Le 28 mai prochain cela fera 2 ans jour pour jour qu’Ali, réfugié palestinien installé en France depuis 2016, est incarcéré en détention provisoire, sur des accusations portées par les autorités israéliennes, concernant des faits qui se seraient déroulés en Palestine. Depuis deux ans, ce père de famille, est incarcéré en violation flagrante du droit international, alors même que son peuple subit un génocide à Gaza depuis plus de deux ans et demi.
Issu d’une famille originaire de Jaffa, dans les territoires palestiniens colonisés en 1948, réfugiée dans le camp de Balata à Naplouse suite à la Nakba, Ali a subit la violence coloniale de plein fouet. Alors qu’il n’avait que 14 ans, son petit frère Muhammad, âgé de 7 ans, est assassiné devant ses yeux par un soldat israélien lors d’un raid menée par l’armée d’occupation sur le camp. Deux ans plus tard, Ali est arrêté puis incarcéré dans les prisons coloniales pour la première fois, à l’âge de 16 ans, pour une durée de 4 ans. Par la suite, Ali sera incarcéré à trois reprises, sans charges, accusations ni procès pour une durée totale de 4 ans.
Alors qu’il n’a que 36 ans, Ali a ainsi passé 10 ans de sa vie en prison, dont deux dans le pays dans lequel nous vivons, sans procès, sur demande des autorités contre lesquelles la France lui avait promis asile et protection. Son incarcération est une illustration flagrante de la répression qui touche les réfugié·es palestinien·nes en Europe. Comme lui, de nombreux Palestiniens sont aujourd’hui incarcérés en Italie, en Autriche ou encore en Allemagne pour des accusations émanant de l’État israélien, ou en répression de leur mobilisation contre le génocide en cours de leur peuple.
Le 22 mai 2026, une audience s’est tenue auprès du Juge des libertés et de la détention, au Tribunal de Grande Instance de Porte de Clichy, à Paris, pour étudier une nouvelle demande de mise en liberté déposée par les avocats d’Ali. L’AFPS était présente au rassemblement de soutien devant le tribunal pour soutenir Ali.

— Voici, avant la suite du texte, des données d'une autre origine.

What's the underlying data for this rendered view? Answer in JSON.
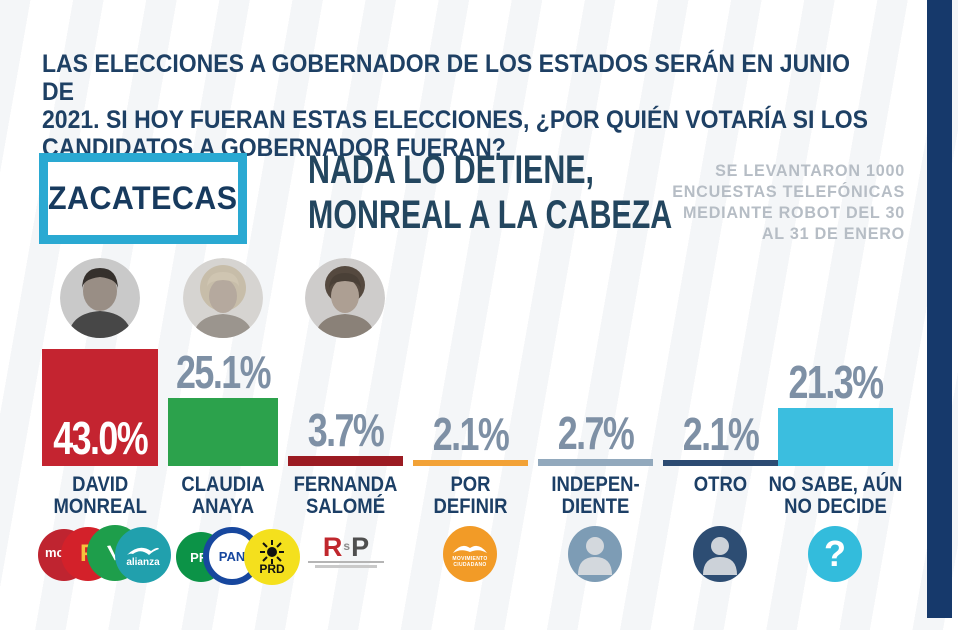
{
  "header": {
    "question_lines": [
      "LAS ELECCIONES A GOBERNADOR DE LOS ESTADOS SERÁN EN JUNIO DE",
      "2021. SI HOY FUERAN ESTAS ELECCIONES, ¿POR QUIÉN VOTARÍA SI LOS",
      "CANDIDATOS A GOBERNADOR FUERAN?"
    ]
  },
  "state_badge": "ZACATECAS",
  "headline_lines": [
    "NADA LO DETIENE,",
    "MONREAL A LA CABEZA"
  ],
  "methodology_note_lines": [
    "SE LEVANTARON 1000",
    "ENCUESTAS TELEFÓNICAS",
    "MEDIANTE ROBOT DEL 30",
    "AL 31 DE ENERO"
  ],
  "chart_data": {
    "type": "bar",
    "title": "NADA LO DETIENE, MONREAL A LA CABEZA — ZACATECAS",
    "categories": [
      "DAVID MONREAL",
      "CLAUDIA ANAYA",
      "FERNANDA SALOMÉ",
      "POR DEFINIR",
      "INDEPENDIENTE",
      "OTRO",
      "NO SABE, AÚN NO DECIDE"
    ],
    "values": [
      43.0,
      25.1,
      3.7,
      2.1,
      2.7,
      2.1,
      21.3
    ],
    "value_labels": [
      "43.0%",
      "25.1%",
      "3.7%",
      "2.1%",
      "2.7%",
      "2.1%",
      "21.3%"
    ],
    "bar_colors": [
      "#c42430",
      "#2ca24c",
      "#9b1b22",
      "#f2a237",
      "#92a9bd",
      "#2c4b72",
      "#3bbedf"
    ],
    "unit": "%",
    "ylim": [
      0,
      43
    ],
    "grid": false,
    "legend": false
  },
  "columns": [
    {
      "name_lines": [
        "DAVID",
        "MONREAL"
      ]
    },
    {
      "name_lines": [
        "CLAUDIA",
        "ANAYA"
      ]
    },
    {
      "name_lines": [
        "FERNANDA",
        "SALOMÉ"
      ]
    },
    {
      "name_lines": [
        "POR",
        "DEFINIR"
      ]
    },
    {
      "name_lines": [
        "INDEPEN-",
        "DIENTE"
      ]
    },
    {
      "name_lines": [
        "OTRO"
      ]
    },
    {
      "name_lines": [
        "NO SABE, AÚN",
        "NO DECIDE"
      ]
    }
  ],
  "logos": {
    "mc_small": "mc",
    "pt": "P",
    "pt_star": "★",
    "pvem": "V",
    "alianza": "alianza",
    "pri": "PRI",
    "pan": "PAN",
    "prd": "PRD",
    "rsp_r": "R",
    "rsp_s": "s",
    "rsp_p": "P",
    "mc_full_lines": [
      "MOVIMIENTO",
      "CIUDADANO"
    ],
    "unknown_mark": "?"
  },
  "colors": {
    "accent_cyan": "#2aa9d2",
    "navy": "#16396b",
    "text_navy": "#1c3f66",
    "pct_slate": "#7e90a5",
    "note_gray": "#b6bdc5"
  }
}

Verdict de l’audience de demande de libération d’Ali : il reste incarcéré ! Non seulement le tribunal n’a pas ordonné sa libération mais il a décidé d’une détention provisoire de 6 mois supplémentaires.
Rendez-vous le samedi 30 mai dans les mobilisations pour exiger la libération d’Ali et la restitution de son statut de réfugié ! Après deux années d’incarcération, Ali doit être libéré ! À Paris : manifestation samedi 30 mai. Départ à 14h de la place de la République.